The thin blue bull's-eye patterns in these eight Hubble Space Telescope images appear like neon signs floating over reddish-white blobs. The blobs are giant elliptical galaxies roughly 2 to 4 billion light-years away. The bull's-eye patterns are created as the light from galaxies twice as far away is distorted into circular shapes by the gravity of the giant elliptical galaxies. This phenomenon is called gravitational lensing, first predicted by Albert Einstein almost a century ago. Gravitational lensing occurs when the gravitational field from a massive object warps space and deflects light from a distant object behind it.

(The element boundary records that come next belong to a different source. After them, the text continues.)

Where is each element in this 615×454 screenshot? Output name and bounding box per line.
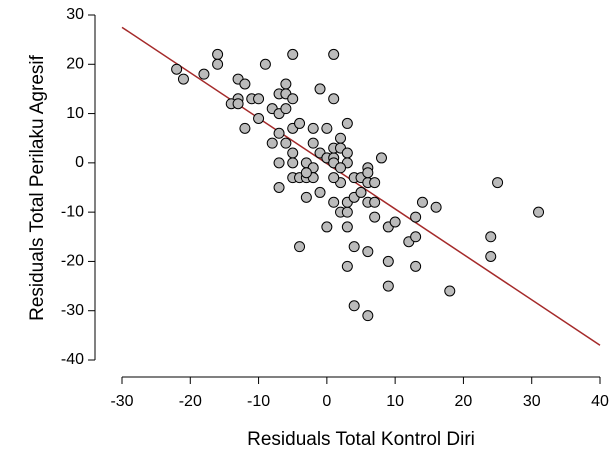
x-tick-label: 20 bbox=[455, 393, 473, 410]
y-tick-label: 30 bbox=[66, 6, 84, 23]
y-axis-title: Residuals Total Perilaku Agresif bbox=[27, 54, 48, 321]
data-point bbox=[273, 157, 285, 169]
data-point bbox=[212, 58, 224, 70]
data-point bbox=[212, 48, 224, 60]
data-point bbox=[328, 196, 340, 208]
data-point bbox=[335, 162, 347, 174]
x-tick-label: -20 bbox=[179, 393, 202, 410]
data-point bbox=[362, 167, 374, 179]
data-point bbox=[410, 231, 422, 243]
data-point bbox=[198, 68, 210, 80]
data-point bbox=[485, 251, 497, 262]
data-point bbox=[287, 93, 299, 105]
data-point bbox=[287, 147, 299, 159]
data-point bbox=[362, 246, 374, 258]
data-point bbox=[294, 241, 306, 253]
data-point bbox=[341, 117, 353, 129]
data-point bbox=[328, 172, 340, 184]
data-point bbox=[321, 221, 333, 233]
data-point bbox=[294, 117, 306, 129]
data-point bbox=[355, 186, 367, 198]
data-point bbox=[430, 201, 442, 213]
data-point bbox=[266, 137, 278, 149]
data-point bbox=[300, 191, 312, 203]
y-tick-label: -30 bbox=[61, 302, 84, 319]
data-point bbox=[273, 182, 285, 193]
data-point bbox=[273, 127, 285, 139]
x-tick-label: -10 bbox=[247, 393, 270, 410]
data-point bbox=[328, 93, 340, 105]
data-point bbox=[382, 280, 394, 292]
y-tick-label: 20 bbox=[66, 56, 84, 73]
y-tick-label: 0 bbox=[75, 154, 84, 171]
data-point bbox=[348, 300, 360, 312]
data-point bbox=[253, 93, 265, 105]
data-point bbox=[253, 113, 265, 124]
data-point bbox=[416, 196, 428, 208]
y-tick-label: 10 bbox=[66, 105, 84, 122]
data-point bbox=[362, 310, 374, 322]
data-point bbox=[335, 132, 347, 144]
data-point bbox=[314, 186, 326, 198]
data-point bbox=[307, 137, 319, 149]
x-tick-label: -30 bbox=[110, 393, 133, 410]
data-point bbox=[280, 103, 292, 115]
data-point bbox=[177, 73, 189, 85]
x-tick-label: 30 bbox=[523, 393, 541, 410]
data-point bbox=[287, 157, 299, 169]
data-point bbox=[328, 48, 340, 60]
data-point bbox=[287, 48, 299, 60]
x-tick-label: 40 bbox=[591, 393, 609, 410]
data-point bbox=[369, 177, 381, 189]
data-point bbox=[341, 206, 353, 218]
data-point bbox=[341, 221, 353, 233]
y-tick-label: -20 bbox=[61, 253, 84, 270]
data-point bbox=[410, 260, 422, 272]
data-point bbox=[280, 78, 292, 90]
x-tick-label: 0 bbox=[322, 393, 331, 410]
data-point bbox=[280, 137, 292, 149]
data-point bbox=[369, 196, 381, 208]
regression-line bbox=[121, 26, 601, 346]
data-point bbox=[444, 285, 456, 297]
data-point bbox=[341, 147, 353, 159]
data-point bbox=[307, 122, 319, 134]
data-point bbox=[259, 58, 271, 70]
data-point bbox=[410, 211, 422, 223]
data-point bbox=[382, 255, 394, 267]
data-point bbox=[533, 206, 545, 218]
data-point bbox=[239, 78, 251, 90]
data-point bbox=[348, 241, 360, 253]
data-point bbox=[369, 211, 381, 223]
data-point bbox=[314, 83, 326, 95]
y-tick-label: -10 bbox=[61, 203, 84, 220]
data-point bbox=[239, 122, 251, 134]
data-point bbox=[375, 152, 387, 164]
y-tick-label: -40 bbox=[61, 351, 84, 368]
x-tick-label: 10 bbox=[386, 393, 404, 410]
data-point bbox=[232, 98, 244, 110]
data-point bbox=[341, 260, 353, 272]
data-point bbox=[321, 122, 333, 134]
data-point bbox=[300, 167, 312, 179]
data-point bbox=[389, 216, 401, 228]
data-point bbox=[485, 231, 497, 243]
data-point bbox=[492, 177, 504, 189]
x-axis-title: Residuals Total Kontrol Diri bbox=[247, 429, 475, 450]
data-point bbox=[171, 63, 183, 75]
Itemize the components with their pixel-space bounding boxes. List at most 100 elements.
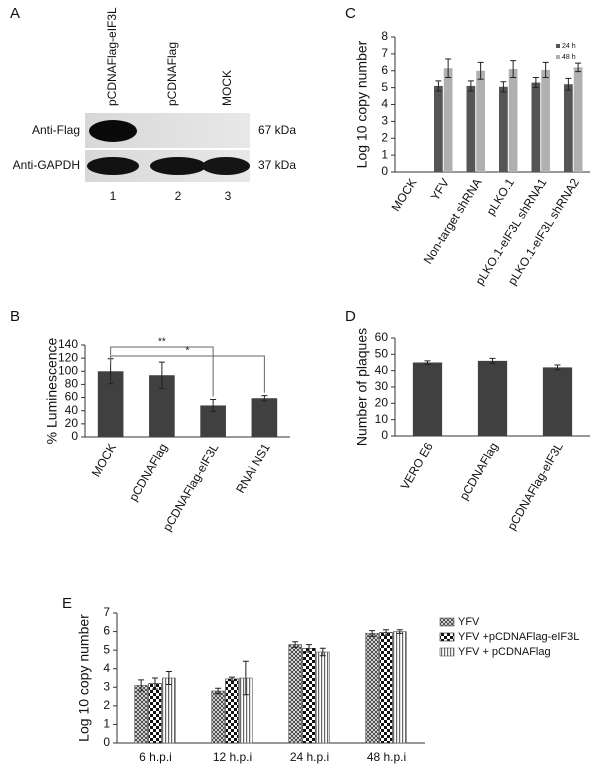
panel-label: A — [10, 5, 20, 22]
bar — [412, 362, 443, 436]
y-tick-label: 0 — [103, 735, 110, 749]
bar — [288, 644, 302, 744]
y-tick-label: 20 — [65, 416, 79, 430]
significance-label: ** — [158, 337, 166, 348]
error-bar — [477, 61, 484, 80]
error-bar — [467, 80, 474, 92]
x-tick-label: 24 h.p.i — [290, 750, 329, 764]
legend-label: YFV +pCDNAFlag-eIF3L — [458, 631, 579, 643]
x-tick-label: MOCK — [389, 176, 420, 214]
error-bar — [292, 641, 299, 648]
lane-label: MOCK — [220, 70, 234, 106]
row-label: Anti-GAPDH — [13, 158, 80, 172]
y-tick-label: 120 — [58, 350, 78, 364]
y-tick-label: 60 — [65, 390, 79, 404]
bar — [541, 69, 550, 172]
y-tick-label: 20 — [375, 396, 389, 410]
bar — [316, 651, 330, 744]
error-bar — [554, 364, 561, 371]
y-tick-label: 2 — [381, 130, 388, 144]
y-tick-label: 3 — [381, 114, 388, 128]
x-tick-label: pCDNAFlag — [126, 441, 170, 503]
bar — [434, 85, 443, 172]
error-bar — [306, 644, 312, 653]
y-tick-label: 0 — [381, 164, 388, 178]
error-bar — [575, 62, 582, 73]
y-tick-label: 1 — [381, 147, 388, 161]
y-axis-label: Number of plaques — [354, 328, 370, 446]
bar — [476, 70, 485, 172]
bar — [542, 367, 573, 436]
y-tick-label: 80 — [65, 377, 79, 391]
bar — [302, 647, 316, 744]
bar — [499, 86, 508, 172]
panel-label: E — [62, 595, 72, 612]
y-tick-label: 40 — [375, 363, 389, 377]
panel-label: D — [345, 308, 356, 325]
bar — [443, 68, 453, 172]
bar — [477, 360, 508, 436]
band — [89, 120, 137, 142]
bar — [162, 677, 176, 744]
error-bar — [435, 80, 442, 92]
x-tick-label: MOCK — [89, 441, 119, 479]
error-bar — [165, 671, 172, 685]
x-tick-label: 6 h.p.i — [139, 750, 172, 764]
y-tick-label: 2 — [103, 698, 110, 712]
error-bar — [489, 357, 496, 364]
lane-number: 1 — [110, 189, 117, 203]
bar — [211, 690, 225, 744]
error-bar — [532, 77, 539, 89]
legend-swatch — [556, 44, 560, 48]
x-tick-label: VERO E6 — [398, 440, 436, 492]
error-bar — [542, 61, 549, 78]
y-axis-label: % Luminescence — [44, 337, 60, 444]
error-bar — [383, 629, 389, 636]
x-tick-label: pCDNAFlag-eIF3L — [160, 441, 222, 534]
x-tick-label: 48 h.p.i — [367, 750, 406, 764]
x-tick-label: pCDNAFlag — [457, 440, 501, 502]
legend-swatch — [439, 632, 455, 642]
y-tick-label: 40 — [65, 403, 79, 417]
y-tick-label: 30 — [375, 379, 389, 393]
y-tick-label: 5 — [103, 642, 110, 656]
y-tick-label: 6 — [103, 624, 110, 638]
bar — [508, 69, 518, 172]
error-bar — [152, 677, 158, 690]
size-label: 67 kDa — [258, 123, 296, 137]
error-bar — [210, 399, 217, 412]
x-tick-label: pCDNAFlag-eIF3L — [504, 440, 566, 533]
lane-number: 3 — [225, 189, 232, 203]
y-tick-label: 4 — [103, 661, 110, 675]
band — [150, 157, 206, 175]
error-bar — [261, 395, 268, 402]
error-bar — [396, 629, 403, 634]
bar — [531, 82, 541, 172]
bar — [134, 685, 148, 744]
legend-label: YFV — [458, 616, 480, 628]
x-tick-label: Non-target shRNA — [421, 176, 485, 267]
y-tick-label: 140 — [58, 337, 78, 351]
error-bar — [158, 361, 165, 389]
bar — [251, 398, 278, 437]
bar — [466, 85, 476, 172]
chart: D 0 10 20 30 40 50 60 Number of plaques VERO E6 pC… — [345, 308, 590, 533]
y-axis-label: Log 10 copy number — [354, 40, 370, 168]
lane-label: pCDNAFlag-eIF3L — [105, 7, 119, 106]
chart: E 0 1 2 3 4 5 6 7 Log 10 copy number 6 h.p.i 12 h.p… — [62, 595, 579, 764]
panel-label: C — [345, 5, 356, 22]
y-tick-label: 4 — [381, 97, 388, 111]
legend-label: 24 h — [562, 43, 576, 50]
lane-number: 2 — [175, 189, 182, 203]
y-tick-label: 60 — [375, 330, 389, 344]
y-tick-label: 0 — [71, 429, 78, 443]
error-bar — [369, 630, 376, 637]
error-bar — [565, 77, 572, 91]
panel-label: B — [10, 308, 20, 325]
error-bar — [319, 647, 326, 657]
error-bar — [229, 676, 235, 682]
legend-swatch — [439, 647, 455, 657]
bar — [573, 67, 583, 172]
bar — [564, 84, 573, 172]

The bull's-eye patterns are so-called "Einstein rings," which are the most elegant manifestation of the lensing phenomenon. Einstein rings are produced when two galaxies are almost perfectly aligned, one behind the other.
The images were taken between August 2004 and March 2005 by the Hubble telescope's Advanced Camera for Surveys. They are part of an ongoing survey, called the Sloan Lens ACS (or SLACS) Survey, of about 150 galaxies to hunt for gravitational lenses. So far, the survey has netted 19 new gravitational lenses, adding significantly to the 100 or so previously known lenses. The survey also has identified eight new Einstein rings. Only three such rings had been seen previously in visible light.